Ginnie Mae fully anticipates implementing within the next two weeks, via an All Participants Memorandum (APM), a Pass-Through Assistance Program (PTAP) through which issuers with a P&I shortfall may request that Ginnie Mae advance the difference between available funds and the scheduled payment to investors. This PTAP will be effective immediately upon publication of the APM for Single Family program issuers, with corresponding changes made to Ginnie Mae’s MBS Guide in due course. We anticipate publishing PTAP terms for HMBS (reverse mortgage) and Multifamily issuers shortly thereafter.

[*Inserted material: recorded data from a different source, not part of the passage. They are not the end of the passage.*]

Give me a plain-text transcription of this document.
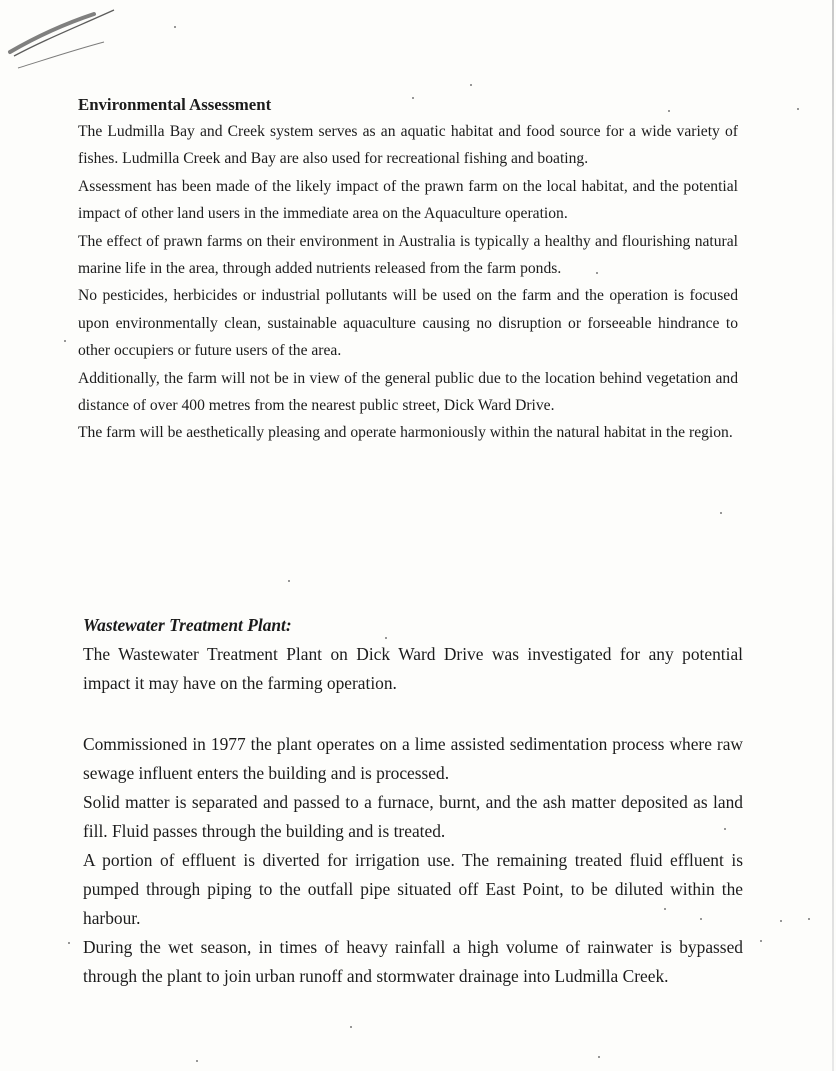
Environmental Assessment

The Ludmilla Bay and Creek system serves as an aquatic habitat and food source for a wide variety of fishes. Ludmilla Creek and Bay are also used for recreational fishing and boating.

Assessment has been made of the likely impact of the prawn farm on the local habitat, and the potential impact of other land users in the immediate area on the Aquaculture operation.

The effect of prawn farms on their environment in Australia is typically a healthy and flourishing natural marine life in the area, through added nutrients released from the farm ponds.

No pesticides, herbicides or industrial pollutants will be used on the farm and the operation is focused upon environmentally clean, sustainable aquaculture causing no disruption or forseeable hindrance to other occupiers or future users of the area.

Additionally, the farm will not be in view of the general public due to the location behind vegetation and distance of over 400 metres from the nearest public street, Dick Ward Drive.

The farm will be aesthetically pleasing and operate harmoniously within the natural habitat in the region.

Wastewater Treatment Plant:

The Wastewater Treatment Plant on Dick Ward Drive was investigated for any potential impact it may have on the farming operation.

Commissioned in 1977 the plant operates on a lime assisted sedimentation process where raw sewage influent enters the building and is processed.

Solid matter is separated and passed to a furnace, burnt, and the ash matter deposited as land fill. Fluid passes through the building and is treated.

A portion of effluent is diverted for irrigation use. The remaining treated fluid effluent is pumped through piping to the outfall pipe situated off East Point, to be diluted within the harbour.

During the wet season, in times of heavy rainfall a high volume of rainwater is bypassed through the plant to join urban runoff and stormwater drainage into Ludmilla Creek.
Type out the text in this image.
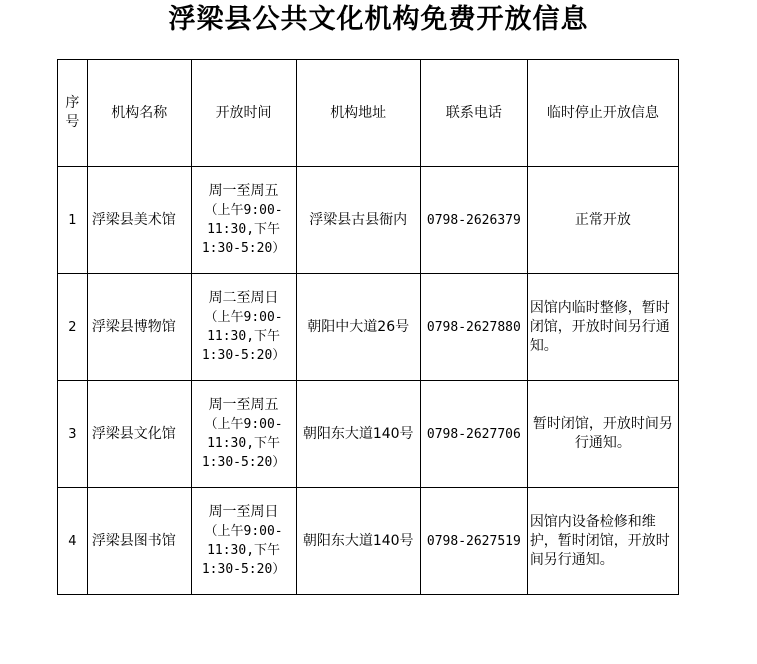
浮梁县公共文化机构免费开放信息
序号	机构名称	开放时间	机构地址	联系电话	临时停止开放信息
1	浮梁县美术馆	周一至周五
（上午9:00-
11:30,下午
1:30-5:20）	浮梁县古县衙内	0798-2626379	正常开放
2	浮梁县博物馆	周二至周日
（上午9:00-
11:30,下午
1:30-5:20）	朝阳中大道26号	0798-2627880	因馆内临时整修，暂时闭馆，开放时间另行通知。
3	浮梁县文化馆	周一至周五
（上午9:00-
11:30,下午
1:30-5:20）	朝阳东大道140号	0798-2627706	暂时闭馆，开放时间另行通知。
4	浮梁县图书馆	周一至周日
（上午9:00-
11:30,下午
1:30-5:20）	朝阳东大道140号	0798-2627519	因馆内设备检修和维护，暂时闭馆，开放时间另行通知。
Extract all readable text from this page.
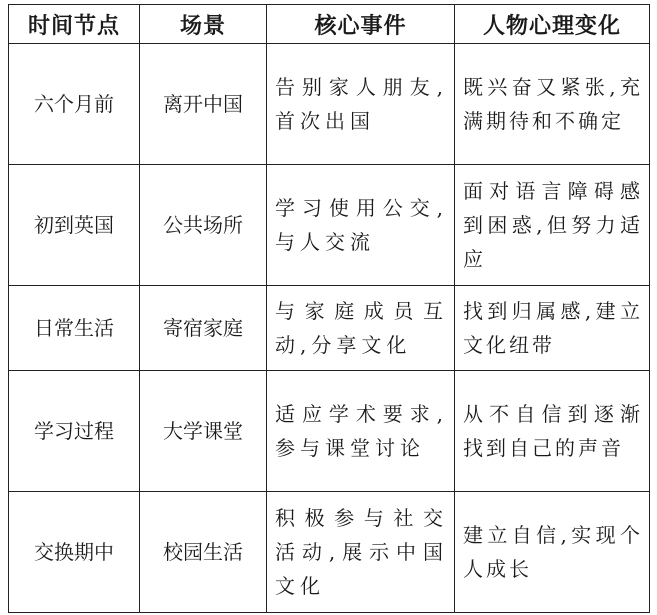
时间节点	场景	核心事件	人物心理变化
六个月前	离开中国	告别家人朋友,首次出国	既兴奋又紧张,充满期待和不确定
初到英国	公共场所	学习使用公交,与人交流	面对语言障碍感到困惑,但努力适应
日常生活	寄宿家庭	与家庭成员互动,分享文化	找到归属感,建立文化纽带
学习过程	大学课堂	适应学术要求,参与课堂讨论	从不自信到逐渐找到自己的声音
交换期中	校园生活	积极参与社交活动,展示中国文化	建立自信,实现个人成长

The guarantor’s announcement stressed that the PTAP should be a “last resort” financing option to alleviate a liquidity shortage faced by any Ginnie Mae issuers. “PTAP’s purpose will be to support the forbearance and loss mitigation programs of our insuring agency partners (FHA, VA and USDA) by minimizing potential disruption in the mortgage servicing market so that those federal mortgage insurance and guarantee programs can be administered efficiently and with maximum help to borrowers,” Ginnie Mae stated.

The Mortgage Bankers Association President and CEO Bob Broeksmit applauded the announcement from Ginnie Mae, stating, “MBA commends Ginnie Mae for its intention to create this program, which will allow many servicers to better help consumers affected by the coronavirus via mortgage payment forbearance. MBA looks forward to continuing to work with Ginnie Mae and other policymakers and stakeholders on ways to best protect consumers during this pandemic.”